I went to see my GP this afternoon with my hubby in tow. It was primarily to enlist her support in my DLA application - I've all but finished the form and need to get it off soon, and wanted to tell her just how much help I need, and what my mobility is like, etc. and my hubby came along to give his point of view, about how much he has to do for me etc. I also wanted to talk to her about my wheelchair.
She was totally brilliant! She's been a bit of an unknown quantity in the past on the subject of ME, because she doesn't know a lot about it, and I don't think that she really believes in it. This has very much influenced how I've been towards her in the past - I've always been on the defensive and allowed myself to feel guilty, and that maybe it really was all in my head etc. etc. However, this time, after filling in my DLA form, I realise just how real this is, and how disabled I really am, and I thought "I don't have to prove anything to anyone.
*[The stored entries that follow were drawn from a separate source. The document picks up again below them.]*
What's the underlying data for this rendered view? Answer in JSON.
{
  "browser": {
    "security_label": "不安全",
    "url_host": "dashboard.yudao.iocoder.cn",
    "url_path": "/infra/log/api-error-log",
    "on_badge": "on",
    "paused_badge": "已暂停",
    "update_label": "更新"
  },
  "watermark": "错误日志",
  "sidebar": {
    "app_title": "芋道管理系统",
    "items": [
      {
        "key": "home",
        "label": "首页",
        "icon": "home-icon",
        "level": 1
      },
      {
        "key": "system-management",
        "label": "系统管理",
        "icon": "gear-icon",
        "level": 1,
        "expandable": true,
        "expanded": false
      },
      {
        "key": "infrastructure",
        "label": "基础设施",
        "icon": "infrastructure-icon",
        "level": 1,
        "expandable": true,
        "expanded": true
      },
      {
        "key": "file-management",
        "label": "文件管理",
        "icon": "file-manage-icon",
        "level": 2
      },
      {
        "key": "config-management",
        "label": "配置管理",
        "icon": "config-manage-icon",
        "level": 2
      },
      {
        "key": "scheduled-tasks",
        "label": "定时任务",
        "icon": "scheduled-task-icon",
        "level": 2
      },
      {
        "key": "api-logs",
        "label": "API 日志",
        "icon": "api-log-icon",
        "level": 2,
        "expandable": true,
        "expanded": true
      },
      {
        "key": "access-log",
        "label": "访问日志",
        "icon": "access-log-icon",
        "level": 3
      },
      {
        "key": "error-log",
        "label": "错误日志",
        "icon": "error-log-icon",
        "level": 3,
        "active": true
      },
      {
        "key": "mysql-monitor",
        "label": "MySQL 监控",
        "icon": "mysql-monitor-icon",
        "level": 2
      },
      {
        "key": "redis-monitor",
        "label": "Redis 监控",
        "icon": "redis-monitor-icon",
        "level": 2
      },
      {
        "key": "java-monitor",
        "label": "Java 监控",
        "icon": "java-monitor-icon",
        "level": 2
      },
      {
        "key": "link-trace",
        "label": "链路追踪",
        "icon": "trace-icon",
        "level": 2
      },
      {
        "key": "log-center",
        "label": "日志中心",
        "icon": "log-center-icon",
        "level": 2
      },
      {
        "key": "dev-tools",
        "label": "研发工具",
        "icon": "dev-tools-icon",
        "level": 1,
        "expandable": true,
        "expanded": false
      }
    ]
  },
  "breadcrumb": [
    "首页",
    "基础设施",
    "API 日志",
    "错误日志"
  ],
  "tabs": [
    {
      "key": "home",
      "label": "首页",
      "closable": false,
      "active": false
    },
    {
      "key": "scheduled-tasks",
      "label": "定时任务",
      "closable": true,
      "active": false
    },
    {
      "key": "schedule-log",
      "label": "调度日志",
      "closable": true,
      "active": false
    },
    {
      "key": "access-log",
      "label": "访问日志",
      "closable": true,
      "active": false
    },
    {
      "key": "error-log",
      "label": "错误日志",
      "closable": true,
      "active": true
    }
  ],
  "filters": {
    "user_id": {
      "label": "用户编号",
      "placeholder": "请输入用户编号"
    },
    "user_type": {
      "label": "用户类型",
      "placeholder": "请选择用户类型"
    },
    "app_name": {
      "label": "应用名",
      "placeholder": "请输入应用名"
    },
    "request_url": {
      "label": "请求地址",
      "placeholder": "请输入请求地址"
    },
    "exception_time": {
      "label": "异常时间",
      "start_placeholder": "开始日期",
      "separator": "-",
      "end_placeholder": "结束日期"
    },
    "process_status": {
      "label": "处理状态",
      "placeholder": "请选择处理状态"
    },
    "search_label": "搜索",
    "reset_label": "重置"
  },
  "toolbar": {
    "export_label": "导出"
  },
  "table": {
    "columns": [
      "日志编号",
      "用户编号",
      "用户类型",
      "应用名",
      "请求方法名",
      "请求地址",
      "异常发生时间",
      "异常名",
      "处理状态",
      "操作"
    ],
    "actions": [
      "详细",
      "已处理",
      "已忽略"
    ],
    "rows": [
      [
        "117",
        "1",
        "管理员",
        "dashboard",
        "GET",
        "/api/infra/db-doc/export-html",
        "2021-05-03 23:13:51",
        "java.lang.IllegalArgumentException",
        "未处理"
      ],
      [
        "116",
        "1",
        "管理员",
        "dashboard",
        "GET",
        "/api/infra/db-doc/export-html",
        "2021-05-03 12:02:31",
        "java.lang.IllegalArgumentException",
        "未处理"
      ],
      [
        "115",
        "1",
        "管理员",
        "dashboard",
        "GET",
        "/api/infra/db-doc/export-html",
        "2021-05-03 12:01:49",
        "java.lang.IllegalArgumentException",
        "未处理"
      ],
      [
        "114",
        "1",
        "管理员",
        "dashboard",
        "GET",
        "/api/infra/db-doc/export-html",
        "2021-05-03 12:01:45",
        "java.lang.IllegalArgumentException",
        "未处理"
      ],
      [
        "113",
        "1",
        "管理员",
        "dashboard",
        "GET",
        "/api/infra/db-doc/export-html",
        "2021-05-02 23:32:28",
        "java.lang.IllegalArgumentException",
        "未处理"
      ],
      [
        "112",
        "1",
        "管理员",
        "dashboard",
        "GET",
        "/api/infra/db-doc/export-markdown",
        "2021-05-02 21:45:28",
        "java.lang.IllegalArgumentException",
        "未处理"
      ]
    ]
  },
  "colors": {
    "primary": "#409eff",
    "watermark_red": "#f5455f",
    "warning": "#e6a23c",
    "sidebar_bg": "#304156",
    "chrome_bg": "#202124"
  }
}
I'm just going to say it like it is." (I gave her a copy of the Gorilla article, which I said she would find amusing, and might find useful for other patients, and help her understand why we don't necessarily always want to rush off after every "cure" on the market!!)
For the first time ever, I wasn't nervous about going. I knew what I was going to say, and said it. When she's got something practical to do, which she can actually achieve, she's brilliant - very down to earth, and very supportive and practical. It's only when confronted with weird symptoms etc. that she seems to be all at sea, but since I manage those OK by myself and she can't do anything anyway, I've decided just to use her for the stuff she's good at!
I gave her a brief précis of my mobility and care needs which I'd typed out, based on the DLA form questions, so that she's got it to hand when the DWP contacts her. She is very supportive, and I feel I've got a real ally in her over this. I asked her to support my request for an indefinite award - she said that might be unlikely, and my hubby chipped in and said "well, ask for four years or something instead of just two." I said "Don't put a figure on it, or it will limit them. If you only ask for the sky, you don't get the stars!" She laughed and said she'd do what she could. I told her what an ordeal it is completing the form, and my hubby backed me up on that, as he's seen me struggling with it over the past few weeks.
I then turned to the question of my Rolls Royce. Since I got it in the autumn of 2007 it's been absolutely brilliant and transformed my life. It's soooo comfortable, stylish, easy to manage and just great. The trouble is, I've now got a problem. I'm getting too fat for it! Oooh my goodness - and people worry about not being able to fit into their jeans lol!!! My Rolls Royce is now a Very Snug Fit, and while that's more or less OK for the summer, if I put on winter clothes, I shall need a tyre lever to get me in!! So I decided to ask her to refer me to the proper wheelchair people for an assessment and measuring etc.
I am amazed how confident I was about it. Before, I would have been too scared of being told that I didn't need one etc. etc. This time I just told her what I needed, and she was absolutely fine about it, and we had a proper discussion about it on equal terms. I was prepared, in case she was reluctant, to say to her "Well, I'm going to get another wheelchair anyway, regardless of what you say, because it's liberating and enables me to do what I want to do. Surely it would be better to get one that I have been assessed for, and which fits me properly?" But I didn't have to say any of it! she said "It's the OT who arranges all that. I'll get in touch with her, and she'll let you know what to do." She didn't know if a voucher scheme was in operation in our area, but she noted it down to ask the OT.
So, I am praying my socks off that I do get my DLA (even if I have to appeal, which is more or less 100% likely, given how things are going atm - but the GP said that in their practice they haven't had any problems with people eventually getting it even if they had to appeal) so that I will be able to afford a new set of wheels!!!
When this is all set in motion, I will need to contact the Yamaha people to find out whether my power add-on system will be transferrable to the new chair. If so, I can just put the Rolls Royce's old wheels back onto it and use it as a spare. If not, I suppose we'll have to be thinking of seeking out grants etc. (Maybe we should be doing that anyway, to help with a new chair?)
The next task will be to think of a suitable name for my new wheels!
I'll let you know how I get on.
All this has come about because I have now fully accepted that I suffer from a chronic condition and a long-term disability. I thought I already had, until doing my DLA form made me realise how much worse I am than 2 years ago, and I can't see any improvement any time soon, short of a miracle. I told the GP that I now accept that I am chronically ill and disabled with something for which there is no cure. I told her that I am OK with this, and that if she reads the Gorilla article she'll understand. She remarked how positive I am! I've suddenly got the confidence to go ahead and state clearly what I need and want, and am being really pro-active, and I'm not afraid of them any more. Tonight, I feel really great! (apart from my ME, of course!) It's like a great weight off my shoulders.